Explain the process of the deposition.
You should assume that your client is completely unfamiliar with the concept of legal depositions. Go over the basic facts, including the following:
- It does not take place in a courtroom.
- A court reporter will take down everything said on the record, verbatim.
- Testimony is given under oath.
- Giving testimony that contradicts later testimony at trial could be perjury.
Instruct your client to only give verbal answers—court reporters can’t record gestures. If your client doesn’t know something, he or she shouldn’t try to guess. Emphasize the importance of only giving as much information as was asked for. One-word answers are encouraged, if they answer the question.
Review documents and facts.
Although your client can answer “I don’t know,” if that’s the truth, it’s better if he or she knows the details of the facts of the case. Spend plenty of time going over any relevant documents and records. Being fully informed will help your client to confidently answer questions.

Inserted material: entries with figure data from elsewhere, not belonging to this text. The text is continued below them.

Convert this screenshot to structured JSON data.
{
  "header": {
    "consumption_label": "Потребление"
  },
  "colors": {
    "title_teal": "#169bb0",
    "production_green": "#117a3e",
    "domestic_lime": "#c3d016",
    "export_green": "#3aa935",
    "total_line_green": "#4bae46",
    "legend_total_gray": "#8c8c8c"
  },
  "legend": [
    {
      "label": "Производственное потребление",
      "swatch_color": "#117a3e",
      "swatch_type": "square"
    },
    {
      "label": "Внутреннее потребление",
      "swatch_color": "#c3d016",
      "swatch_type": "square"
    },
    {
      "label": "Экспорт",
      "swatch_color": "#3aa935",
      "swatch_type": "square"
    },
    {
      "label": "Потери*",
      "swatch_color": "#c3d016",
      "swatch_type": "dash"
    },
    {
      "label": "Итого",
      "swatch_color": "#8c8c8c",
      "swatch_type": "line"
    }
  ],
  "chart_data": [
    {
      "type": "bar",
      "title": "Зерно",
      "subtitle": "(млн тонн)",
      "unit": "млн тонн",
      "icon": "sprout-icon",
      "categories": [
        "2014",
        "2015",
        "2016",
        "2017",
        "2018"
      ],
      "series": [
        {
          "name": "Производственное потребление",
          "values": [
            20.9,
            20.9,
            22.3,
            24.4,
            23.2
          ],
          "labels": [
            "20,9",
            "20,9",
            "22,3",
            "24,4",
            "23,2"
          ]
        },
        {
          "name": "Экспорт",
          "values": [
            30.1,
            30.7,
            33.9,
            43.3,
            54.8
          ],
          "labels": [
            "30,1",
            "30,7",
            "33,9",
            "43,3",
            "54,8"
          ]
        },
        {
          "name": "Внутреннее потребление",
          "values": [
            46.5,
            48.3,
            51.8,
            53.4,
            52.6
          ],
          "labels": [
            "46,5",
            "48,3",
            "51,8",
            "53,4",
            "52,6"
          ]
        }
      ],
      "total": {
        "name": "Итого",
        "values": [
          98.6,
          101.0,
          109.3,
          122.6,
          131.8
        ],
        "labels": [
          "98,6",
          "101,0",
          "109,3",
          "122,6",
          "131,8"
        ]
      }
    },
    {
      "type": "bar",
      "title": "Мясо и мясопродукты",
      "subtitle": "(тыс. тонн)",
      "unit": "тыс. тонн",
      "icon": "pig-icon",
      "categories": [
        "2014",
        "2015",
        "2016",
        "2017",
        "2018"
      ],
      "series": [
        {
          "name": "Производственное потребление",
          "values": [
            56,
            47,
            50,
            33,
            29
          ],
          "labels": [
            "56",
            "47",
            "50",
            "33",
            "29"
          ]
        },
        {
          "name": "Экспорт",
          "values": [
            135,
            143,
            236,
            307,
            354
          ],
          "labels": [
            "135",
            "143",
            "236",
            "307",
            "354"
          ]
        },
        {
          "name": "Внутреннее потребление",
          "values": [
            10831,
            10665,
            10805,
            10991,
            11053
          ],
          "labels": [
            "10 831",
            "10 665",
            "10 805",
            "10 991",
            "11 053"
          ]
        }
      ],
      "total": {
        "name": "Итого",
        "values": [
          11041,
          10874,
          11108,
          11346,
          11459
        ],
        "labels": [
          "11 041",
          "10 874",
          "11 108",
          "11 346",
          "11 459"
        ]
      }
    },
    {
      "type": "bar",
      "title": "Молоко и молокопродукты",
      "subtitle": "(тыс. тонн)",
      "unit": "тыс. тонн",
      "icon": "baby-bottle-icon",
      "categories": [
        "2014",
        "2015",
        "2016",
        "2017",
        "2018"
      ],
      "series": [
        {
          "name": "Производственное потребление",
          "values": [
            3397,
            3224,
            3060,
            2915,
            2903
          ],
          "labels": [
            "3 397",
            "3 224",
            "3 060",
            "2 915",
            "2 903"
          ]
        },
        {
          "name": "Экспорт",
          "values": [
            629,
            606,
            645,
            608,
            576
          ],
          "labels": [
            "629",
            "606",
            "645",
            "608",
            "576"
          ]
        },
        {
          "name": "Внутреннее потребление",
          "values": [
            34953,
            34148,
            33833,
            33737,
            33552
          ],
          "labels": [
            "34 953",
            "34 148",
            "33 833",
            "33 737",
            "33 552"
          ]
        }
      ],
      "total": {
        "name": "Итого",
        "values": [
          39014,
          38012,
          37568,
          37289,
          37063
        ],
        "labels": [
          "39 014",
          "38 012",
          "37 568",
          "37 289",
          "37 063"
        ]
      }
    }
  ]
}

Help your client anticipate questions from opposing counsel.
It’s impossible to think of every single question opposing counsel will ask, but you probably have a fairly good idea of the direction of the questioning. Write down a list of every question you can think of, and put the toughest ones at the top. Go over these questions exhaustively until your client feels comfortable with them.
Give some last-minute tips.
You don’t want to overwhelm your client with information, but you may wish to remind him or her of some crucial tips just before the deposition. Remind your client to actively listen to every question, and not to answer the question before opposing counsel is done asking it. Let your client know that it’s okay to briefly pause—this gives you a chance to object if need be.